En 1769, en la dedicatoria de su ópera Alceste, Gluck escribió:
«Busqué confinar la música en su verdadera función de servir a la poesía en la expresión de los sentimientos en las situaciones de la trama sin interrumpir ni enfriar la acción mediante inútiles y superfluos ornamentos. Soy de la creencia de que la música debe dar a la poesía lo que la viveza de los colores y las luces y sombras bien dispuestas contribuyen a un dibujo bien compuesto, animando las figuras sin alterar sus contornos. Además, también soy de la creencia de que la mayor parte de mi labor era buscar la sencillez hermosa y evitar la exhibición de dificultades a expensas de la claridad». Esta es la conclusión final de uno de los reformadores de la ópera, tras la «Guerra de los bufones», una lucha intelectual y dialéctica que se fragua en la década de 1740 y estalla en París en 1752, tras la representación de La Serva Padrona de Pergolesi. Estas palabras de Gluck describen perfectamente la aportación musical del intermedio de Pergolesi: unas melodías que sirven a la expresión de los sentimientos, que ayudan a consolidar la trama y que en ningún momento contienen nada superficial ni vocal ni musicalmente: una completa claridad del texto como de la acción, ausencia de cualquier exhibición artificial o gratuita y, sobre todo, una hermosa sencillez que se basta a sí misma.

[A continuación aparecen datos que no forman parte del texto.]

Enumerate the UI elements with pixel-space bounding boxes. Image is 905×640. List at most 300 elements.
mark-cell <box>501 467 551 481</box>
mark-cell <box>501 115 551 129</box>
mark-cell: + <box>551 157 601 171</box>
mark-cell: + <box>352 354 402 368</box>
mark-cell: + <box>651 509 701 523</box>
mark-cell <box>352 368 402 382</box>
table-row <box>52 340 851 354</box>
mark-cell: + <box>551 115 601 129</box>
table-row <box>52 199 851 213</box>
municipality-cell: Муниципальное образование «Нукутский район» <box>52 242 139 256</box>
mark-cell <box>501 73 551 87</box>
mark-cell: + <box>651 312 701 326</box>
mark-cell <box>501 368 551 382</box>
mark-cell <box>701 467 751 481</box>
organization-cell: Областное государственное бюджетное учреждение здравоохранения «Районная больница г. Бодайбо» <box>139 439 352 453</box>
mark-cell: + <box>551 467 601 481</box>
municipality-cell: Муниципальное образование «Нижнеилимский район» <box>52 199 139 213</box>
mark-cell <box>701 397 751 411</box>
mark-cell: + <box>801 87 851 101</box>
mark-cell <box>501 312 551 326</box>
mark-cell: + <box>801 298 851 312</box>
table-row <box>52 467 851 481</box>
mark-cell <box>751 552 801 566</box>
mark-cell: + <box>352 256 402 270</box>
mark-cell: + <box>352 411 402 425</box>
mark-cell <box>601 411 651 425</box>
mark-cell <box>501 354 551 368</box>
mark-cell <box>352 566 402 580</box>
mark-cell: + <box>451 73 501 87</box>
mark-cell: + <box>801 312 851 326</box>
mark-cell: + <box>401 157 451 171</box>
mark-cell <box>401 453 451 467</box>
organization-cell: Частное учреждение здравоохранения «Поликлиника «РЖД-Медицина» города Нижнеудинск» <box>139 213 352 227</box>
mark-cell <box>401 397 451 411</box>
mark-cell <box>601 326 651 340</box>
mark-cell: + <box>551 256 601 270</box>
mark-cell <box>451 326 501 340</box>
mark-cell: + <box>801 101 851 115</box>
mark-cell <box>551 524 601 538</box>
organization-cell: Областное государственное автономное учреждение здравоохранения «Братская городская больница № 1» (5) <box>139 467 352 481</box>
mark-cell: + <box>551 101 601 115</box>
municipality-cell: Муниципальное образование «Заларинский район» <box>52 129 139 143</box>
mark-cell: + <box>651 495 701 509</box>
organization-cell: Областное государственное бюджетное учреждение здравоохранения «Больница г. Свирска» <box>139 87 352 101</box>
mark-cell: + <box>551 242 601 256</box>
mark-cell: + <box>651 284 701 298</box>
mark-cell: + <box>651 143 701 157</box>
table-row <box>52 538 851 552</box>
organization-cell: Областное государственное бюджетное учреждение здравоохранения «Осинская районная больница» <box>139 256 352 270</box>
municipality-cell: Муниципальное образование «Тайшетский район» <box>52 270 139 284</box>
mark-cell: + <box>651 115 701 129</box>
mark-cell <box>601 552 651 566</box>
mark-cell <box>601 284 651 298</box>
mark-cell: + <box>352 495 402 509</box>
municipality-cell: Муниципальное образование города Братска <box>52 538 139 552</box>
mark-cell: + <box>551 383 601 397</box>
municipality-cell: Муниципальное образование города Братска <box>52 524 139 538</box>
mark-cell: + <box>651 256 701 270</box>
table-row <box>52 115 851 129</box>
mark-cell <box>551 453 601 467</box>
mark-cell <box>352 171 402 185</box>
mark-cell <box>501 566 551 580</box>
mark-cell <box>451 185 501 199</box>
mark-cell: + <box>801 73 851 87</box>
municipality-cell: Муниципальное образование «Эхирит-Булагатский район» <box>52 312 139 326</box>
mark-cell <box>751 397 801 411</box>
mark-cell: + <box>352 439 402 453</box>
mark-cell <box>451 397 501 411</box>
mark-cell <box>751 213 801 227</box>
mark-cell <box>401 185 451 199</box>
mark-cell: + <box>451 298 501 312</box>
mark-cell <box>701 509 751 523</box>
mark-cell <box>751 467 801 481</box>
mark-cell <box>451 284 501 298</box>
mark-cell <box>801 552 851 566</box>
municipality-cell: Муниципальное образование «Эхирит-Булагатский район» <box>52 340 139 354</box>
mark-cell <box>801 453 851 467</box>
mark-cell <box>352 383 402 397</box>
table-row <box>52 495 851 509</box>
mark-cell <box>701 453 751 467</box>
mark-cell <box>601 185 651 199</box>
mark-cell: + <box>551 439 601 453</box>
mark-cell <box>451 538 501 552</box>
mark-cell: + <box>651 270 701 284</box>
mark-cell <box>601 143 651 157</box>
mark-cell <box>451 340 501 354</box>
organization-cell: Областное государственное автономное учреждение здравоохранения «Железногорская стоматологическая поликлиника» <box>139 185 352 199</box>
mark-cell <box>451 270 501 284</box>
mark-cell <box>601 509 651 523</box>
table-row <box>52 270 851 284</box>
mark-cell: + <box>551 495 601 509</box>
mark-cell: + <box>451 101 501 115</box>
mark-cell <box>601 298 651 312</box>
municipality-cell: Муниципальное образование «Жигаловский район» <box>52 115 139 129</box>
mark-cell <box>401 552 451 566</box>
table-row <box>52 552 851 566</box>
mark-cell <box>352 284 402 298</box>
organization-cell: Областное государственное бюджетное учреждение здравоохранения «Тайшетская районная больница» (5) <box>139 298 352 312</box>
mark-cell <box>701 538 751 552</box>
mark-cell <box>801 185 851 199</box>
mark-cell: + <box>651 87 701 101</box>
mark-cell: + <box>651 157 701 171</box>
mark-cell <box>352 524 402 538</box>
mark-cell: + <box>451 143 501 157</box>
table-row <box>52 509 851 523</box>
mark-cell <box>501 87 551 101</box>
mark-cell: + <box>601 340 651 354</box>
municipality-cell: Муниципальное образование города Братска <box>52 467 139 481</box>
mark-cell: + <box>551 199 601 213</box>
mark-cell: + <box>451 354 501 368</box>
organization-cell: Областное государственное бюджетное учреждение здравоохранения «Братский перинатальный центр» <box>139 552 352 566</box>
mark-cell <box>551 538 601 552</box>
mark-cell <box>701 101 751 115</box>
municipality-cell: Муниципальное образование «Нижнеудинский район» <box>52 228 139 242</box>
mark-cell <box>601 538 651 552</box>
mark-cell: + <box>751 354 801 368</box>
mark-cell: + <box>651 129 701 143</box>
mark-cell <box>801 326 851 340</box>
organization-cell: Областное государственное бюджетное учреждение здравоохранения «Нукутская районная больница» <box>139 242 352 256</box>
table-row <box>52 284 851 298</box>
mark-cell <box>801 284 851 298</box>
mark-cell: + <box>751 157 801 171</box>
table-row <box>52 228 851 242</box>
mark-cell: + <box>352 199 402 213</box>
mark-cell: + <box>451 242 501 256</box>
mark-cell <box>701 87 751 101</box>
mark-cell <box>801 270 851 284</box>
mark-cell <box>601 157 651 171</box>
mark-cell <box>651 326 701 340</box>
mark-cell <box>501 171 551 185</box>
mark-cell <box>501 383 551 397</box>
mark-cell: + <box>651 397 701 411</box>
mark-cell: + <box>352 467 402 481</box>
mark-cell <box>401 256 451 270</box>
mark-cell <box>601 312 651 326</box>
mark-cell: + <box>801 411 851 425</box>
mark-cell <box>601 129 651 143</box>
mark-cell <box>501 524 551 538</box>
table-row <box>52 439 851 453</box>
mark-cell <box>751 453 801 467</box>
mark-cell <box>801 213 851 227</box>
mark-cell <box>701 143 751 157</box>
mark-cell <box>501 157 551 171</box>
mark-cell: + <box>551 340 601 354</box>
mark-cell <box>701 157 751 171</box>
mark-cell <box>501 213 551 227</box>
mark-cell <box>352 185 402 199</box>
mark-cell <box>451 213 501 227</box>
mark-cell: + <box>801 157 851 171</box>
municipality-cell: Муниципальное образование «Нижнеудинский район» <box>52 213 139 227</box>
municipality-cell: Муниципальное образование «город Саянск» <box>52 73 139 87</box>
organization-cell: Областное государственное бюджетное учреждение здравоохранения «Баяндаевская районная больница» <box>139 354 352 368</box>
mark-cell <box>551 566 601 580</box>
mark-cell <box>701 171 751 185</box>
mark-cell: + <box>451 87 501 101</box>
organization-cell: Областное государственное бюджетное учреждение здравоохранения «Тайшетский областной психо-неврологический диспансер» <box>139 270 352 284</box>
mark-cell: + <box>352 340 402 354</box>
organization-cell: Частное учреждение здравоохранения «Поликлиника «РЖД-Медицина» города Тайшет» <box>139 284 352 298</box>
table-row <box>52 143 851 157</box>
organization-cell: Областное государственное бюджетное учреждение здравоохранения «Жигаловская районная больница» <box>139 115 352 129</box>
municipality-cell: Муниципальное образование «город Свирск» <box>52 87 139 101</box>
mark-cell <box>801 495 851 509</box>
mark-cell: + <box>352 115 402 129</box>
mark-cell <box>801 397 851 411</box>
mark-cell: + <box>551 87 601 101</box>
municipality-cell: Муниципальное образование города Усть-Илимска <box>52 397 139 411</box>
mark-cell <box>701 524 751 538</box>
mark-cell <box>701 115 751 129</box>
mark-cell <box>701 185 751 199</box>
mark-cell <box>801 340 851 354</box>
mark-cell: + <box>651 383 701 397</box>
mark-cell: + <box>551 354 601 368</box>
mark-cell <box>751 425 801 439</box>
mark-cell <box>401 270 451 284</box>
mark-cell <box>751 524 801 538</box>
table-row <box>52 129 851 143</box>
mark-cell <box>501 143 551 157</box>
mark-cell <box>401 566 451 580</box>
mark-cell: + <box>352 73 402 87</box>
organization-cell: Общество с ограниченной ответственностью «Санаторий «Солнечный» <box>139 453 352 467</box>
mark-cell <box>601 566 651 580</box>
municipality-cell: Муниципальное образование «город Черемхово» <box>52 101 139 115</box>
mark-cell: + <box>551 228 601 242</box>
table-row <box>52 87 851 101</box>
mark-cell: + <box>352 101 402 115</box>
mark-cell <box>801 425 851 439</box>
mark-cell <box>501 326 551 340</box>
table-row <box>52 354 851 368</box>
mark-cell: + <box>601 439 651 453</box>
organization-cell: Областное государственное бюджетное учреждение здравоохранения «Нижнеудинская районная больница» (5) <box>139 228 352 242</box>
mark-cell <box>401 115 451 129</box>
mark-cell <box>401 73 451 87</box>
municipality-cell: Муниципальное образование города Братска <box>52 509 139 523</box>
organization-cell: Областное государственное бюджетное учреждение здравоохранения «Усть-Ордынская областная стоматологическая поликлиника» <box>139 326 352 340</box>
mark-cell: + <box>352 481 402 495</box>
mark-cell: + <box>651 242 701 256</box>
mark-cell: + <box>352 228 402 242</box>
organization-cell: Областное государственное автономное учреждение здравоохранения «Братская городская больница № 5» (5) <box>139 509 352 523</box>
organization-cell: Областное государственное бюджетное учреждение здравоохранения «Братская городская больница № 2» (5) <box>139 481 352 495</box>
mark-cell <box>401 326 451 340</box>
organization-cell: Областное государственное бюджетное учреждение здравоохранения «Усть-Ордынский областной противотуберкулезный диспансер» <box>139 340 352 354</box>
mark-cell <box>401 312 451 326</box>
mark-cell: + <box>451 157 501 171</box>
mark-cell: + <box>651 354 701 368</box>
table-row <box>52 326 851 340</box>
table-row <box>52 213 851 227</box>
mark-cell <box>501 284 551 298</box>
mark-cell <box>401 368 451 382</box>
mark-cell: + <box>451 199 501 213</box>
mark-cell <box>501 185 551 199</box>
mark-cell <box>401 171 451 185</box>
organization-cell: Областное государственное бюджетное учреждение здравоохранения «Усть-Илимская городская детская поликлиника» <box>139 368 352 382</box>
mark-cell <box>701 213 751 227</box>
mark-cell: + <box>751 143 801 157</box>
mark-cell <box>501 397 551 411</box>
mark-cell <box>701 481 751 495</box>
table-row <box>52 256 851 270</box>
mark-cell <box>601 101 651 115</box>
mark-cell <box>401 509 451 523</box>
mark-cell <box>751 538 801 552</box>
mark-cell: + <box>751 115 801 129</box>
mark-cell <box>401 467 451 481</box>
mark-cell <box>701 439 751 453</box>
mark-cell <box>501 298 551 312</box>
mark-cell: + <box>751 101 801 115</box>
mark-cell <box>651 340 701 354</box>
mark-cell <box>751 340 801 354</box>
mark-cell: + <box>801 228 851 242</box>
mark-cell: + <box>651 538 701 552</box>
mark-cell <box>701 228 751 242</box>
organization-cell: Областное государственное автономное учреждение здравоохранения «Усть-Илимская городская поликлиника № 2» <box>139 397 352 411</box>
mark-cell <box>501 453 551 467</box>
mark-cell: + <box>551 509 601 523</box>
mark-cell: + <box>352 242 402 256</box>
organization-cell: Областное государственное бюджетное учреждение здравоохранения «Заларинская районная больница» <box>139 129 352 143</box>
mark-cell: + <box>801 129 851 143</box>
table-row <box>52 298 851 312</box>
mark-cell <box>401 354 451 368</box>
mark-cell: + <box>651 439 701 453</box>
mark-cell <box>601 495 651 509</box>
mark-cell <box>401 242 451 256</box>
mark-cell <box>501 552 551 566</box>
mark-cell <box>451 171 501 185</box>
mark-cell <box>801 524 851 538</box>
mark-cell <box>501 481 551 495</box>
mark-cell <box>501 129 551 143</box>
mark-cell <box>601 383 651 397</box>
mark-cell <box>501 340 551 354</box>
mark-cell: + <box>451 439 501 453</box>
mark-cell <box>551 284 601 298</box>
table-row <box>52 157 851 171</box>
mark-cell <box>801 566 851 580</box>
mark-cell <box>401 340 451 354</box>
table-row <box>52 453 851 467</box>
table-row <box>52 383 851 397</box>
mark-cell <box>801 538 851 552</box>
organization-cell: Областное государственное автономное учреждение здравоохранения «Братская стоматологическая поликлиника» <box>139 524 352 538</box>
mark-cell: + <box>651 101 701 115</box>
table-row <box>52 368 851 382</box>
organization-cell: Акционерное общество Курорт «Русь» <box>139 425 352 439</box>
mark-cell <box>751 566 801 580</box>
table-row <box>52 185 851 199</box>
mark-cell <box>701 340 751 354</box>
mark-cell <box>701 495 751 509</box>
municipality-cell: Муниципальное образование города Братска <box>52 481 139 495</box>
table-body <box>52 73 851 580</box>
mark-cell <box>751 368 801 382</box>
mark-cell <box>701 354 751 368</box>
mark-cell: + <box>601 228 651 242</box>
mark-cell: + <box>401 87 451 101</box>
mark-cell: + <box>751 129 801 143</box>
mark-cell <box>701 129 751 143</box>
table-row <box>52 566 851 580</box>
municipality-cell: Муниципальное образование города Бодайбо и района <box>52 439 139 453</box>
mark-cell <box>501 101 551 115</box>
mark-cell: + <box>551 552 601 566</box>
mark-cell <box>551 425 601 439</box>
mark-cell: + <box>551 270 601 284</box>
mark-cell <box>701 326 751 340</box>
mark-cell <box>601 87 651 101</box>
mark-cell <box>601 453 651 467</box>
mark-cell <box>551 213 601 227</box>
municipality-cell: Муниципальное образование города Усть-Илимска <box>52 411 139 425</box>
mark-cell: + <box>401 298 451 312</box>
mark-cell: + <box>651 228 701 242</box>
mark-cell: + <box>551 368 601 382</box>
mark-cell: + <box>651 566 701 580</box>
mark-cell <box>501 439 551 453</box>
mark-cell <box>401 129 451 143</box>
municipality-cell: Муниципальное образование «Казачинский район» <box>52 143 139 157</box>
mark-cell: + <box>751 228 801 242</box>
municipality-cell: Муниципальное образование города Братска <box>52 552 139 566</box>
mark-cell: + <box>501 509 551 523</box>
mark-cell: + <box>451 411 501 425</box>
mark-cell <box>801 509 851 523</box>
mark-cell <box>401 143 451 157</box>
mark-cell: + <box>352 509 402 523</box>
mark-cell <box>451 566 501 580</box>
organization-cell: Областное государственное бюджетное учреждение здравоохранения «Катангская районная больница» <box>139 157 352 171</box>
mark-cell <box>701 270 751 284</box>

El motivo de la guerra de los bufones que duró entre 1752 y 1754, fue algo tan simple como la diferencia de opiniones entre el idioma en que podía o debía cantarse la ópera. Para unos solo el italiano edra suficientemente melódico y apto para cantar. Fueron apodados los «buffons» (haciendo referencia a los cantantes de ópera bufa italiana). Sorprendentemente el mayor defensor de esta opción no fue un italiano sino una francés, Jean-Jacques Rousseau, cuyos argumentos en contra de su lengua natal, fueron muy fuertes y criticados. En su Carta sobre la música francesa de 1753, Rousseau decía textualmente que los franceses no tenían música y que no podían tenerla. Con estas afirmaciones se oponía a toda una tradición de ópera francesa subvencionada por el Estado. El argumento de fondo que daba era que la fonética francesa resulta inapropiada para cantar. Esta era la opinión del París más avanzado, que, además, relacionaba ópera francesa, la famosa tragedia lírica, asociada al fasto y al poder de reyes como Luis XIV, y que había encumbrados a compositores como Lully y Rameau, con el Antiguo Régimen. El resultado de las opiniones del grupo capitaneado por Rousseau es que la ópera francesa fue cayendo en desuso. La discusión de si la lengua francesa era apropiada para el canto y la ópera seguirá existiendo hasta el siglo XX, y el estreno de la ópera de Claude Debussy Peleas y Melisande muestra que el debate siempre ha estado de actualidad.
De esta lucha verbal entre partidarios de lo italiano y partidarios de lo francés surgirá una síntesis planteada con inteligencia por el compositor Christoph W. Gluck (1714-1787). De origen bohemio, formado en Italia y afín a la corte francesa, Gluck eliminó de sus obras los abusos y excesos que caracterizaban algunas de las óperas serias y contra lo que los partidarios de una ópera más natural se manifestaban. Con ayuda de Rousseau, se arriesgó a escribir una ópera en lengua francesa y el resultado fue Ifigenia en Aulide, con un libreto adaptado de la tragedia del mismo nombre de Racine. También presentó nuevas versiones revisadas en francés de sus óperas Orfeo y Alceste. Despertó la curiosidad y el patriotismo francés y tuvo un éxito considerable, pero, además, sus óperas se erigieron como el modelo que tomarán los compositores posteriores en Francia y en el resto de Europa, desde Luigi Cherubini (1760-1842) hasta Héctor Berlioz (1803-1869). Gluck propuso y defendió un estilo que pudiera «abolir las distinciones entre naciones» gracias al uso de una melodía sencilla, noble y natural. Tal vez sin ser consciente, medio siglo antes, Pergolesi había mostrado en las melodías de sus intermedios y óperas cómicas italianas, que ese era el camino a seguir.